In einem Schiffscontainer ist ein Kantonese mit seiner Familie aus China nach England gekommen. Seine Ehefrau hat die Strapazen der Reise nicht überlebt. Er selber ist schwer traumatisiert. Seine Kinder kümmern sich so gut wie möglich um ihn und versuchen zu vertuschen, wie schlecht es ihrem Vater wirklich geht. Die zuständige Betreuerin hat bisher vergeblich versucht, den stummen, eigentlich sprachgewandten Chinesen zum Reden und zur Erfüllung seiner Pflichten zu bringen. Nun verschafft sie der Familie eine Gartenparzelle in einer dezentral gelegenen Gemeinschaftsgartenanlage , die mehrheitlich von Engländern beackert wird.
Damit dringt zum wiederholten Mal unwillkommen die grosse, weite Welt in Form von Asylanten in die eingezäunte, scheinbar heile Welt der Parzellenpächter herein.

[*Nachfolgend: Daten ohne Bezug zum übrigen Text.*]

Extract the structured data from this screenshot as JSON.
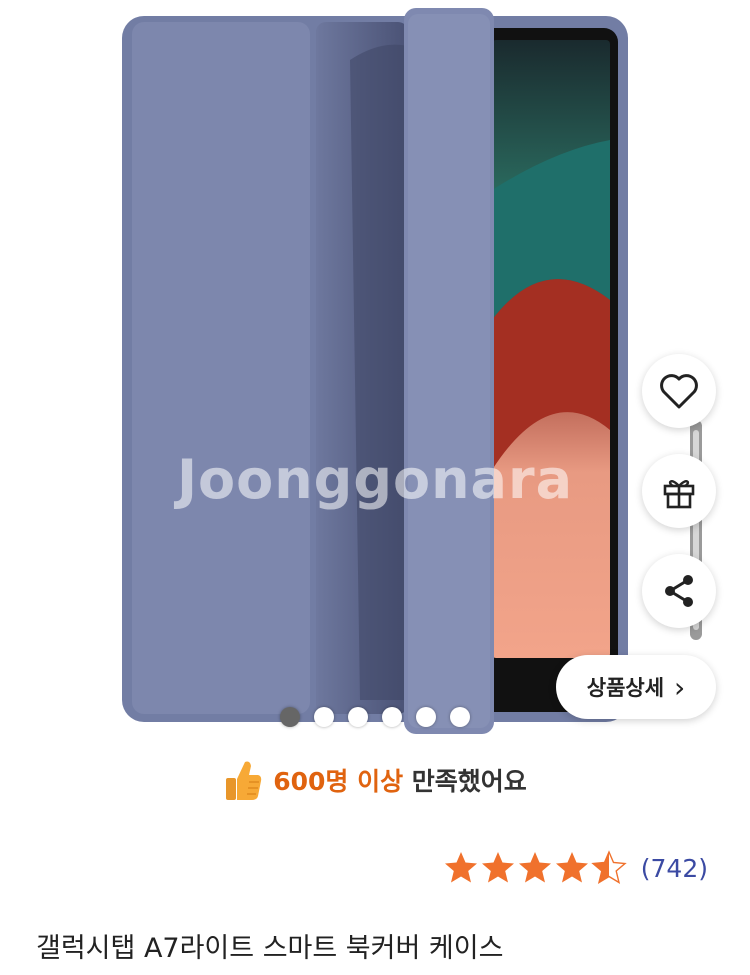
{
  "product": {
    "image_watermark": "Joonggonara",
    "title": "갤럭시탭 A7라이트 스마트 북커버 케이스",
    "image_count": 6,
    "active_image_index": 1
  },
  "actions": {
    "wishlist_icon": "heart-icon",
    "gift_icon": "gift-icon",
    "share_icon": "share-icon",
    "detail_label": "상품상세",
    "detail_chevron": "›"
  },
  "satisfaction": {
    "highlight": "600명 이상",
    "text": "만족했어요",
    "icon": "thumbs-up-icon"
  },
  "rating": {
    "stars": 4.5,
    "max_stars": 5,
    "count": "(742)",
    "star_color": "#f0712c"
  },
  "colors": {
    "case_color": "#7e88ae",
    "accent_orange": "#e0630f",
    "link_blue": "#3b4aa3"
  }
}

Sehr zum Missfallen einzelner Gärtner. Geschürt wird das Missfallen und Misstrauen von „Big John“, dem dominanten Vorsitzenden, der meint, gute Zäune machen gute Nachbarn. Er lässt zwar die Gemeinschaft der zahlenden Mitglieder immer wieder abstimmen, doch steuert er subtil und zunächst auch erfolgreich, dass die Resultate seine Meinung widerspiegeln. Und was hat schon ein Querulant zu melden, der nicht einmal sein Gartenhaus in der (garten)politisch korrekten Farbe zu streichen vermag?
Ein Telekommunikationsanbieter plant gleichzeitig das Aufstellen einer Sendeantenne in der Gartenanlage und lockt mit viel Geld. Die Ideen und Wünsche der Pächter für die Verwendung sind vielfältig. Vielleicht lässt sich ja aus dem Verdrängen der ungeliebten ausländischen Nachbarn sogar Profit schlagen?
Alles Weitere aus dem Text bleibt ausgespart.